Милик положил «Гассер Патент» в гнездо «этюдника», нелепо лежавшего на ковре — крышка покоилась на ворсе, а основание слегка задралось вверх. Крышку не перетянули и два револьвера, она осталась прижатой к ковру. Милик надавил на основание, чтобы «этюдник» лег правильно, но крышка вернула его в исходное положение. Для деревянной она показалась слишком тяжелой.
— Я наводчик темный, на глухаря не хожу, — сказал гребенской казачок, занятый подсчетом купюр. — Мундштук подержать даю, и все…
— Опять дурь несешь? Скажи по-русски.
— Меня вызывают, никого не убиваю, а мундштук — револьвер значит. Наган вот этот.
— Случалось — убивали?
— Ребята здешние про то знают. Мне не нужно. Да и тебе зачем? Пошел бы ты со своими расспросами… в Москву!
Кащей закрыл «этюдник», перекинул его кожаный ремень через плечо и отошел к двери подъемника. Код вызова оператора лифта от него не скрывали. Кабина пришла почти сразу.
Часы, которые не отобрали при обыске, показывали десять с небольшим. Заметно потеплело. Милик сбросил камуфляжную куртку, сложил вдвое и, постелив на кремнистую землю, уселся. Уткнулся лицом в колени. Не кормили со вчерашнего. Может быть, поэтому не удавалось задремать, даже пригревшись на солнышке.
Положение складывалось хуже губернаторского. Он чувствовал себя дерьмом, спущенным на Раменском аэродроме в некую канализационную систему без конца и начала во времени и пространстве. Напутствовавший его очкарик в кожаном реглане, все эти проводники, цинки с мечеными долларами, «чеченская рулетка», орава боевиков-идиотов, таинственная гора-муравейник, предстоящие гнусные розыски в Москве и даже самолет, который он видел в небе, представлялись дикими, совершенно чуждыми его заботам и интересам. Его вере, наконец. Да и не только его, наверное…
В казино «Чехов» на своей охранной должности он ещё мог считать себя подобием уборщика при общественном туалете — он убрал, ему заплатили, а остальное — по поговорке конторского служаки: ушел — забыл, пришел вспомнил. Всякий труд почетен.
Теперь же он превращался в живой придаток кавказского сортира.

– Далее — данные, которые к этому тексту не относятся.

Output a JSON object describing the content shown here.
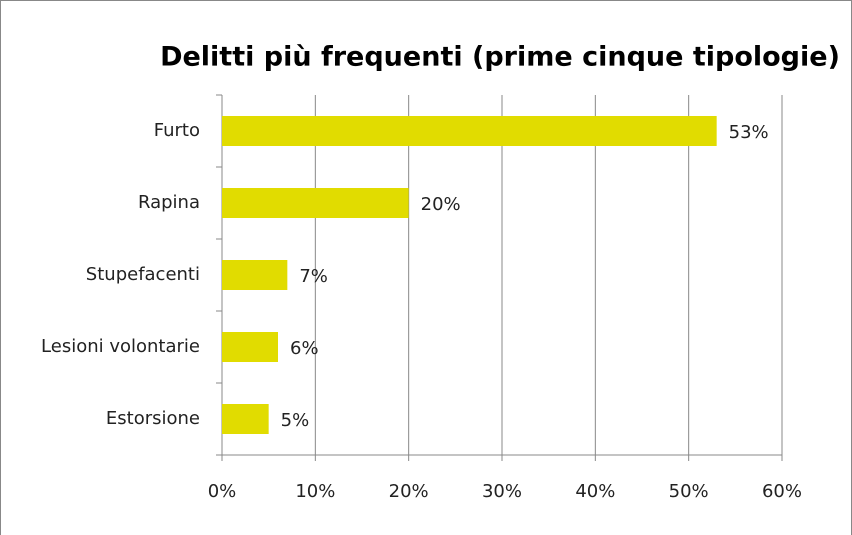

Он и испугаться-то не успел Тумгоева. Не боится и теперь. Бабки, только бабки… Жадность лишила права говорить про свой труд, что это — труд. Отныне и далее — понурое подчинение приказам предавать, выслеживать и доносить. Для начала за две тысячи зелеными. В банду, конечно, его не включат. Застрянет на подхватах. Как убогонькие. А впереди, когда завязнет поглубже, выше ноздрей, когда и кровью замажут, — рабство опущенного?
Аспирантура в институте, служба в казино «Чехов», московские знакомства и само будущее, на которое он рассчитывал после выпуска из Краснодарского высшего военного Краснознаменного ордена Октябрьской революции училища имени генерала армии Штеменко по подготовке офицеров специальной службы, казались теперь лишенными смысла. Его уже мяло и ломало между частями и колесиками какой-то большой машины, которая крутилась усилиями тысяч людей, перетягивающих друг у друга с переменным успехом деньги и власть… Все оказались при блате. Он-то думал, что выживет в одиночку, без блата. И вот — подобрал себе наилучший.
Чем он отличается от Кащея?
Гребенской казачок даже ловчее. Как он сказал про себя: наводчик темный? А он — соучастник полный.
Решение одно: набрать побольше воздуха в легкие и плыть в дерьме до развязки. Будь что будет. Отмолит и этот грех.
Видимо, следовало не расслабляться и сосредоточиться на текучке. Определенно, его ждет допрос по всей форме. Бешир Тумгоев — оперативник, не дознаватель. Аллах засвидетельствовал: подозреваемые в предательстве Тумгоев и «Добролюбов» — оправданы. Аллах акбар, как говорится! Но предательство-то и после этого, прости Господи, суда существовать не перестало. Спектакль устраивался на потребу кретинам вроде Шепы Исмаилова. Предатель продолжает работу…
Смысл, который очкарик вкладывал в слова «овеществленная правда», говоря о долларовых купюрах, оказавшихся мечеными, стал предельно ясен.
Дураков и у чеченцев нет. Они вполне поняли: их, что называется, сделали по-крупному. Стопроцентное доказательство унижения предъявлено в двух цинках. И здесь, в горе или на горе, Бог ведает как лучше сказать, не знают — кто и как предал. А очкастый в Москве знает. Но не шумит.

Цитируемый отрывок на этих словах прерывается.